Aprender ciência é tão importante quanto aprender a ler, escrever e fazer contas?
Sem dúvida. Todo cidadão tem o direito de saber como o mundo em torno dele funciona. Há 400 anos tudo se explicava pela religião. Hoje temos a opção de pensar sobre o que está a nossa volta usando a razão. Nesse sentido, uma das funções do ensino da ciência é combater o obscurantismo.
O avanço científico é um motivo para a escola valorizar o ensino da ciência?
Querendo ou não, vivemos numa sociedade completamente dominada pela ciência. Ela está em tudo: nos remédios, nos alimentos transgênicos, no ambiente poluído, nos computadores, na clonagem, nas células-tronco. Sem um conhecimento básico de ciência, a pessoa não pertence ao mundo moderno. Só as pessoas bem-informadas podem participar do processo democrático.
O que o professor pode fazer para manter o interesse natural das crianças em saber o porquê de tudo?
Incentivar os alunos a pôr a mão na massa, transformando a curiosidade em algo produtivo. É por meio das experiências que eles se tornam agentes da descoberta e viram cientistas. Na adolescência, contudo, ocorrem mudanças metabólicas que desviam o olhar da garotada para o outro sexo, fazendo com eu o interesse pela ciência caia. A escola só consegue manter o desejo de aprender se fizer com que a ciência continue relacionada à vida deles.
Quais são os principais problemas do ensino de Ciências hoje no Brasil?
O pouco preparo dos professores e a falta de recursos. De modo geral, infelizmente, a ciência é ensinada no quadro-negro. O professor fala de Biologia e dos princípios da Física e da Química fazendo desenhos no quadro. Raramente são realizadas experiências simples em sala de aula para ilustrar os conceitos. Se o professor for bem preparado e souber fazer demonstrações em classe, o ensino de Ciências vai dar um pulo gigantesco.
A eficiência no ensino de Ciências depende da formação dos professores?
Sim. A mudança no ensino só vai ocorrer se a formação melhorar. Muitos professores não têm paixão pelo assunto e só lecionam a disciplina porque precisam. Para que essa situação se resolva, é necessário mexer nos cursos de licenciatura. Eles devem mostrar, primeiramente, que, quando a ciência é explicada por meio de demonstrações e experiências, ela vai além de uma fórmula e se torna verdadeira. Em segundo lugar, é imprescindível ligar a ciência à vida. Um ônibus é um excelente laboratório de física do movimento, por exemplo.

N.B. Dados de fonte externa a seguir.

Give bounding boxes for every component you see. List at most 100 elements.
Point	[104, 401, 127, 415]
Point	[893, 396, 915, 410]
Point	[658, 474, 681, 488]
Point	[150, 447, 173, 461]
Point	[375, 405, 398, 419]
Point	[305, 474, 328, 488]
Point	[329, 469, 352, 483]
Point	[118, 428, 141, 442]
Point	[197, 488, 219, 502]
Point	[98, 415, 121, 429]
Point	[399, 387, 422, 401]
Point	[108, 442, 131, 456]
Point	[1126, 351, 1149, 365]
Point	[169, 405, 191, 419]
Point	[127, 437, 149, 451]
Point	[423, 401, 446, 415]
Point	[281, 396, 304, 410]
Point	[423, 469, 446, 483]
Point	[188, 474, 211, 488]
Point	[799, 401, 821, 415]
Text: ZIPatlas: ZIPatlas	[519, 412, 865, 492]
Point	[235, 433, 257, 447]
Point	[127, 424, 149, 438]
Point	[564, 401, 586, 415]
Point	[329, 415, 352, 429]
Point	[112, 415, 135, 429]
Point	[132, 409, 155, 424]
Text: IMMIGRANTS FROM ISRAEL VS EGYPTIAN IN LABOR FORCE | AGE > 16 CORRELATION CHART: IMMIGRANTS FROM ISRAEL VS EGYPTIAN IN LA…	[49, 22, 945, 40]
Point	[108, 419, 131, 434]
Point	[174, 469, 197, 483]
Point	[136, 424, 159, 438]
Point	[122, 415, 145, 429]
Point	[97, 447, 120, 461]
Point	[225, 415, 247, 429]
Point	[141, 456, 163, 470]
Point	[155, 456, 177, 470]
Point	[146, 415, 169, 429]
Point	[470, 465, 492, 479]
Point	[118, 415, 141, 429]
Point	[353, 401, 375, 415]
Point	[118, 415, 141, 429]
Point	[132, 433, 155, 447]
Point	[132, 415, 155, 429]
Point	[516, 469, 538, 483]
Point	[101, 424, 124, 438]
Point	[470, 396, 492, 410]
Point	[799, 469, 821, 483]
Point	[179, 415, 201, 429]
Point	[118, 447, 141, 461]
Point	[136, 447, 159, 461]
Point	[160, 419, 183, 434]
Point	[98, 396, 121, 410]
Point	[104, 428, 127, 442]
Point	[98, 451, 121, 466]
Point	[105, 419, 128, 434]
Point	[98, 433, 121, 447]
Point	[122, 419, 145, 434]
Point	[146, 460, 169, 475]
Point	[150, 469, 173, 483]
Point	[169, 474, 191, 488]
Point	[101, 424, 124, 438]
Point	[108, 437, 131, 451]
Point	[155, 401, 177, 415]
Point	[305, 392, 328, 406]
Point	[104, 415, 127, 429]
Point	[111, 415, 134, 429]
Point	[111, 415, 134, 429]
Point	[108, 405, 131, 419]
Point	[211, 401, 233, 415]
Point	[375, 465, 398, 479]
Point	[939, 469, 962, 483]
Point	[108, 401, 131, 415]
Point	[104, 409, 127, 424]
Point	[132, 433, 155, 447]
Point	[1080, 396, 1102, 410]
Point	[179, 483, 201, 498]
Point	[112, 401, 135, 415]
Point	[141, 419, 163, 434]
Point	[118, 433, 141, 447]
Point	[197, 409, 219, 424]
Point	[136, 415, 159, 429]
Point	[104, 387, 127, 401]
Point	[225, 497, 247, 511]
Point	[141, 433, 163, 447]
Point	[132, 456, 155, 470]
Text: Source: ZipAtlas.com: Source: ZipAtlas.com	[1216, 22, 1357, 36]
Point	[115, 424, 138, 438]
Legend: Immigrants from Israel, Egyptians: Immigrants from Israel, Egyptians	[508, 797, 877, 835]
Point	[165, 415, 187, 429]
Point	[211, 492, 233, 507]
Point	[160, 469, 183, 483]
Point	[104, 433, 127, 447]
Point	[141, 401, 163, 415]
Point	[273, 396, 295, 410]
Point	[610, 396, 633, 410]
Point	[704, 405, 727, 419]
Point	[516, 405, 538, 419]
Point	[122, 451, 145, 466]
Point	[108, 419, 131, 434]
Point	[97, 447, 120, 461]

Qual a melhor estratégia para o professor despertar nos alunos o interesse pelos mistérios da natureza?
Mostrar que a ciência é uma das atividades mais humanas e lúdicas que existem. Pode-se brincar com ciência o tempo todo. É fantástico revelar como uma lagarta se transforma em borboleta. O aluno fica encantado ao descobrir como as coisas acontecem. O mesmo ocorre quando explicamos que o Sol é apenas uma estrela entre centenas de bilhões de outras estrelas rodeadas por planetas. A criança olha para o céu e pensa se existem outros "eus" em outros lugares. Ainda falta esse mistério no ensino da disciplina.
Como deixar claro para os estudantes que a ciência não é uma verdade absoluta?
É preciso apontar que a ciência está sempre em renovação e evolução. Ainda há muitas questões sem resposta. É verdade também que existem buracos nos registros dos fósseis, os elos perdidos. Mas isso não significa que a teoria da evolução por seleção natural esteja errada. Ao contrário, ela oferece um meio fantástico de pensar sobre como as espécies animais surgiram e evoluíram. Quando foram encontrados os primeiros fósseis de dinossauro e se perguntava por que eles tinham desaparecido da Terra, a resposta era: porque não couberam na Arca de Noé. Esse tipo de dogmatismo religioso é perigoso. Se a escola questiona a ciência e o seu valor, mina a possibilidade das crianças crescerem como cidadãos livres. Elas vão ficar escravizadas ao obscurantismo.